Expositor's Bible Commentary Commentary Acts 11:19

Expositor's Bible Commentary Commentary

Acts 11:19

Expositor's Bible Commentary
Expositor's Bible Commentary

Expositor's Bible Commentary Commentary

Acts 11:19

SCRIPTURE

"They therefore that were scattered abroad upon the tribulation that arose about Stephen travelled as far as Phoenicia, and Cyprus, and Antioch, speaking the word to none save only to Jews." — Acts 11:19 (ASV)

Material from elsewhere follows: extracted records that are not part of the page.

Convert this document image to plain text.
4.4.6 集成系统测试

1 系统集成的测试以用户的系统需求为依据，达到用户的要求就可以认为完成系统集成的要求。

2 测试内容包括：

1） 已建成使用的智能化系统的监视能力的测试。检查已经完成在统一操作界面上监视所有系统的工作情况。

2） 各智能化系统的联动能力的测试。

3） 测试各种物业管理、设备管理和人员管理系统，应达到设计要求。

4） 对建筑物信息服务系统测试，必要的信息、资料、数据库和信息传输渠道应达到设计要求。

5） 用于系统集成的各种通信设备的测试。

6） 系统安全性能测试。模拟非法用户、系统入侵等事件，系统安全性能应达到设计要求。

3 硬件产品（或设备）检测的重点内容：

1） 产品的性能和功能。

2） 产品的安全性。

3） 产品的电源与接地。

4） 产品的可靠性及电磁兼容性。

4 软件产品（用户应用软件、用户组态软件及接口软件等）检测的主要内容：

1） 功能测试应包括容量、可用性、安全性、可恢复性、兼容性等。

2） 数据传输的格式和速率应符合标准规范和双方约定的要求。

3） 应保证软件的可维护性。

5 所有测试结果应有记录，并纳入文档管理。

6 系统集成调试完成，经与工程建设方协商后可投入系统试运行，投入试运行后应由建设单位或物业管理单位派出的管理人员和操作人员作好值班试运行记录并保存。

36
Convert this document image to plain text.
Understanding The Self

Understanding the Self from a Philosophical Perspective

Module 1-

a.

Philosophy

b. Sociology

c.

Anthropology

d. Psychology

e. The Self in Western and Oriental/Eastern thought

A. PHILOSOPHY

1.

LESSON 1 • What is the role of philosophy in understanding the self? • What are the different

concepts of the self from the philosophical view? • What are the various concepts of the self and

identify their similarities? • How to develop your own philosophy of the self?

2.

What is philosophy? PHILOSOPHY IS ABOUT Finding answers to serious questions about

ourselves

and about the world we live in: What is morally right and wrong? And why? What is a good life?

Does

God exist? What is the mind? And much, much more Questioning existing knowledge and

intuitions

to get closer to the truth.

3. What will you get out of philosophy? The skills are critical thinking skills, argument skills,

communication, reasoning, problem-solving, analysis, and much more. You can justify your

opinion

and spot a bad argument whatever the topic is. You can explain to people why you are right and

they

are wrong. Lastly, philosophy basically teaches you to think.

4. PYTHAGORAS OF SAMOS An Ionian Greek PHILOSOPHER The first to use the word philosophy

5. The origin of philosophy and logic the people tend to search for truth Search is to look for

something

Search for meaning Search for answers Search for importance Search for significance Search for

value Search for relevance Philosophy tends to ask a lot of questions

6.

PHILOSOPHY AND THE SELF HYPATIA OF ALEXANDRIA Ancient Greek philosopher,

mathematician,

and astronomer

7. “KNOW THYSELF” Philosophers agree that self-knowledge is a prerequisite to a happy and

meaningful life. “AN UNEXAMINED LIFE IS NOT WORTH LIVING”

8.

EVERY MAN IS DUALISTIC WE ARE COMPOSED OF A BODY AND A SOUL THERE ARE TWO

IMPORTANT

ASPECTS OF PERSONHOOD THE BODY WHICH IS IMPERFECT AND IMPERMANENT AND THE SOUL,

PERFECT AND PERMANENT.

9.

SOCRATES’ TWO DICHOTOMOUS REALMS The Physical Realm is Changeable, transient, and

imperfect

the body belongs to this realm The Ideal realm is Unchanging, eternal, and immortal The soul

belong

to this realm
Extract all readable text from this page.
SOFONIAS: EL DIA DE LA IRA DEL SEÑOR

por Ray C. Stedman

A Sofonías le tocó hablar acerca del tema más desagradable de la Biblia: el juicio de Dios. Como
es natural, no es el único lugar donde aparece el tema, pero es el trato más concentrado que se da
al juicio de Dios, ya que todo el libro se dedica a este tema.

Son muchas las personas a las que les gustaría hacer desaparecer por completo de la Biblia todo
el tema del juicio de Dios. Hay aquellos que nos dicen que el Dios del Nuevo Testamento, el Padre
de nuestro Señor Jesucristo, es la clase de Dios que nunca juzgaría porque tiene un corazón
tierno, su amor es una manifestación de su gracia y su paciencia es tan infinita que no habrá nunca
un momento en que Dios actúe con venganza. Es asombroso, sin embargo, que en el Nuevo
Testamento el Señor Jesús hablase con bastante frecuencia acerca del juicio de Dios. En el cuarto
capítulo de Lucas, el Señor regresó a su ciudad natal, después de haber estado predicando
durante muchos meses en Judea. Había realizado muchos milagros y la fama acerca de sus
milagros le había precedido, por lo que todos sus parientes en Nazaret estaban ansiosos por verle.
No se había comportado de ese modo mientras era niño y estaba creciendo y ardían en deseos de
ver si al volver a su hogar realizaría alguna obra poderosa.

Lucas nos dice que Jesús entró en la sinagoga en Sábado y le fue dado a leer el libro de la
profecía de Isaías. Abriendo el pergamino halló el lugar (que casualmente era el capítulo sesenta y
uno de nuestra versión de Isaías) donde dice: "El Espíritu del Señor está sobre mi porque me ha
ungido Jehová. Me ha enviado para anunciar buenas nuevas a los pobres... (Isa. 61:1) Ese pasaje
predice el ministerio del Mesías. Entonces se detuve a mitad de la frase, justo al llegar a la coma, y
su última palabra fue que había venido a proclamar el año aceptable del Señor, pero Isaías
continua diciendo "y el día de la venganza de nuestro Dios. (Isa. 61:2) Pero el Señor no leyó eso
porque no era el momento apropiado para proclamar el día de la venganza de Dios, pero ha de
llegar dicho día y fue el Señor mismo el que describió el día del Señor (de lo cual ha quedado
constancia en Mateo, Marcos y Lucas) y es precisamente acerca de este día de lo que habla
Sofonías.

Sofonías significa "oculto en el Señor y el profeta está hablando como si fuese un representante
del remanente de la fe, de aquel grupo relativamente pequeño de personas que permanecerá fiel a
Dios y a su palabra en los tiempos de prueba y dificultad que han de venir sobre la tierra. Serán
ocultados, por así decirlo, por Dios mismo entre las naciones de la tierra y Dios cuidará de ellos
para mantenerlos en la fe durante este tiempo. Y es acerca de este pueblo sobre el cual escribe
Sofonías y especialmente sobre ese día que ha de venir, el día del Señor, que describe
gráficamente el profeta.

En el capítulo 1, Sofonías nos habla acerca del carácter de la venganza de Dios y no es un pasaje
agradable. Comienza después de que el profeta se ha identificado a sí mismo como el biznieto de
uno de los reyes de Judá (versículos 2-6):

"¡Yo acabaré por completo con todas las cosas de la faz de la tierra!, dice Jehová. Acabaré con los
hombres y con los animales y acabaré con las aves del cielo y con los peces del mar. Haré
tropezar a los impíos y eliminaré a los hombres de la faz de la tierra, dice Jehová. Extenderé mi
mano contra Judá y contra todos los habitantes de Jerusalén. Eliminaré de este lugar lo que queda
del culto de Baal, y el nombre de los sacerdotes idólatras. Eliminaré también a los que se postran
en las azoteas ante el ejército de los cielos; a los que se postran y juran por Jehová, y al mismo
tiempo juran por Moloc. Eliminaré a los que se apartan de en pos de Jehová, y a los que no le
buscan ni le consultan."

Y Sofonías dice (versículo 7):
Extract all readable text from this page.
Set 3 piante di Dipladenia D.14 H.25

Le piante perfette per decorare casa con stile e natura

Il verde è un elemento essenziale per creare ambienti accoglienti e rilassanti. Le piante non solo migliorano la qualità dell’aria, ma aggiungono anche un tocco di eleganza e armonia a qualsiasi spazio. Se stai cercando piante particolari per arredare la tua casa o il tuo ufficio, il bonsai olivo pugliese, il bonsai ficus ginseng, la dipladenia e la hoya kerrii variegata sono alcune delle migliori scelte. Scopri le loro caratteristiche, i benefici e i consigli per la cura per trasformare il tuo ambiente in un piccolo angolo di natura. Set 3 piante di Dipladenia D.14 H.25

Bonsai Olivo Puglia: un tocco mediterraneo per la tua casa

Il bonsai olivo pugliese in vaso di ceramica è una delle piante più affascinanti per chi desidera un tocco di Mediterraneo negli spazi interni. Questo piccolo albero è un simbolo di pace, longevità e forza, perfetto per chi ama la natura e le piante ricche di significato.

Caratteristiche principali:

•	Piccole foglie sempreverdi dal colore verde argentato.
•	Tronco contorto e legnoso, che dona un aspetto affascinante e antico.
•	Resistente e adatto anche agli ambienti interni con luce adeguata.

Luke opens his account of the Gospel’s proclamation at Antioch of Syria with the same words with which he began the story of the mission to Samaria in 8:4 —a fact that suggests he wants to reach behind his accounts of Peter’s ministries at Lydda, Joppa, and Caesarea and start a new strand of history that began with the death of Stephen. From such an opening we should probably understand that the Hellenistic Christians’ outreach to Phoenicia, Cyprus, and Antioch was (1) logically parallel to that in Samaria, rather than a continuation of Peter’s outreach at Lydda, Joppa, and Caesarea, and (2) chronologically parallel, at least in its early stages, to the accounts in 8:4–11:18. Phoenicia, Cyprus, and Antioch had large Jewish populations; and Syria, like Babylonia, was often considered an integral part of the Jewish homeland because of the many scrupulous Jews living there. Thus since this mission to the north was carried on within areas roughly considered to be Jewish terrain, was mounted by Hellenistic Jewish believers in Jesus, and was directed, at least at first, “only to Jews,” Luke presents it here as still being part of the Christian witness to the Jewish world, even though the account speaks of a time when the categories “Jew” and “Gentile” were beginning to break down.